Diskussion um Grundlagenbericht „Die Millî Görüş“

Anlass für das gemeinsame Studienvorhaben war eine Diskussion um den Inhalt des Grundlagenberichts „Die Millî Görüş“. Dieser attestierte der Islamischen Föderation Österreichs als Teilorganisationen der Islamischen Gemeinschaft Millî Görüş (IGMG) in Deutschland ein historisces und ideologisches Naheverhältnis zur Millî-Görüş-Bewegung in der Türkei.

Die IGMG steht in Deutschland aufgrund des Vorwurfs, einen legalistischen Islamismus zu betreiben und eine Partnerorganisation der Muslimbruderschaft zu sein, unter Beobachtung des Bundesamts für Verfassungsschutz.

Aktivitäten türkischstämmiger Strukturen

Im Fokus der Dokumentationsstelle stehen aber auch die Aktivitäten türkischstämmiger Strukturen in Österreich. In deren Umfeld sei der Hamas-Terrorangriff teilweise relativiert oder kaum bis gar nicht verurteilt worden. So untersteht der österreichische Verband ATIB der Diyanet, dem Amt für religiöse Angelegenheiten der Türkei. Ein Diyanet-Prediger habe „den Volksstamm der Juden“ am Tag nach dem Angriff in einer auf Youtube verfügbaren Predigt als „minderwertiger als das Tier“ bezeichnet.

Jene Akteure, die zwar den „politischen Islam“ vertreten, nicht jedoch mit der Hamas d’accord gehen, seien nach dem 7. Oktober still gewesen, sagte Fellhofer. Der Verband „Union Internationaler Demokraten“ (UID) agiere als verlängerter Arm des türkischen Präsidenten Erdoğan und der AKP, vor allem im letzten Türkei-Wahlkampf seien über Verbände wie die UID vermehrt Aktivitäten und Beeinflussungen in Österreich festgestellt worden.

"Blick auf religiösen Extremismus, nicht Religion

Es vertrete aber „nicht jede Moschee und nicht jeder Imam“ problematische Ansichten, betonte Fellhofer. Dass der Islam in Österreich als Religion anerkannt ist, sei für die Arbeit gegen Extremismus förderlich.

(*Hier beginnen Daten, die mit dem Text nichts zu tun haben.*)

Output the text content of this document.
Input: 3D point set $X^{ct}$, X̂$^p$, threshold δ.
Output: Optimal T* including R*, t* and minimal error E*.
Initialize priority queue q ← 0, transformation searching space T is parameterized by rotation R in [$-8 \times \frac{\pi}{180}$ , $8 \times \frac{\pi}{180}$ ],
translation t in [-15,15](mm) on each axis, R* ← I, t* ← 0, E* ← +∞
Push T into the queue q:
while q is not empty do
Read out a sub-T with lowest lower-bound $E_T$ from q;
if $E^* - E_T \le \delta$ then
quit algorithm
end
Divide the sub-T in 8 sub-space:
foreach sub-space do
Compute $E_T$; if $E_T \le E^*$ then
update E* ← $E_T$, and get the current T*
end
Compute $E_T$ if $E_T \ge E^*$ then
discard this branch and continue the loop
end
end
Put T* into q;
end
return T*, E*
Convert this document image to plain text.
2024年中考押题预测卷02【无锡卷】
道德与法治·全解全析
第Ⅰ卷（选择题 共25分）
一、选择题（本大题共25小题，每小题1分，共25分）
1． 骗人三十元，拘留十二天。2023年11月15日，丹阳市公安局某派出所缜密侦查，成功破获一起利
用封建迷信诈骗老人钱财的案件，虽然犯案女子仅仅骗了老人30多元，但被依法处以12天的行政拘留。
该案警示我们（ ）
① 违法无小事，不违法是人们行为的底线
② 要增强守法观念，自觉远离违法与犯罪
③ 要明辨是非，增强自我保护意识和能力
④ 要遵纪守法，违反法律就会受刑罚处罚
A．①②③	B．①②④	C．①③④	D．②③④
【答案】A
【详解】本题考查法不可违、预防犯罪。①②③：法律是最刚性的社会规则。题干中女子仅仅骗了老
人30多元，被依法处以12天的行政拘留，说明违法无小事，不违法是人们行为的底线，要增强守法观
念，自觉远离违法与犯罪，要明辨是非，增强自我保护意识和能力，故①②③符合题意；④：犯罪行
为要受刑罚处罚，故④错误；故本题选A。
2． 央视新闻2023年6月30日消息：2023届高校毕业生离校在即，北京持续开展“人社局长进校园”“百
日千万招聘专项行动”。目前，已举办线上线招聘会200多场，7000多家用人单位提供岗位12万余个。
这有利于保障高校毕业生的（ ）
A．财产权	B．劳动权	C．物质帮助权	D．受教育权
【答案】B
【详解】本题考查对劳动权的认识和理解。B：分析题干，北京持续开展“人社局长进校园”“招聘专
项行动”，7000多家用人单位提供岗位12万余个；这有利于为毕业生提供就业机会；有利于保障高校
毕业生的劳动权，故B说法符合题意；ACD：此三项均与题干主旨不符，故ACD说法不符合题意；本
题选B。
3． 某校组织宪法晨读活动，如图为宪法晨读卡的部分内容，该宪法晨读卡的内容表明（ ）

Dass Vertreter verschiedener Organisationen schnell in „Verteidigungshaltung gehen, hilft nur den Extremisten. (…) Es ist wichtig, dass man über Problematisches sprechen kann, und es eine sachliche Auseinandersetzung gibt.“

„Wir richten unseren Blick auf religiösen Extremismus, nicht Religion an sich. Es ist wichtig, über jene zu sprechen, die Religion für ihre Zwecke missbrauchen, und sie so gut wie möglich zurückzudrängen", fasste Fellhofer die Arbeit der Dokumentationsstelle Politischer Islam zusammen. Seit ihrer Gründung vor drei Jahren hat die Stelle 22 wissenschaftliche Publikationen veröffentlicht. Der Jahresbericht ist auf der Homepage der Dokumentationsstelle verfügbar.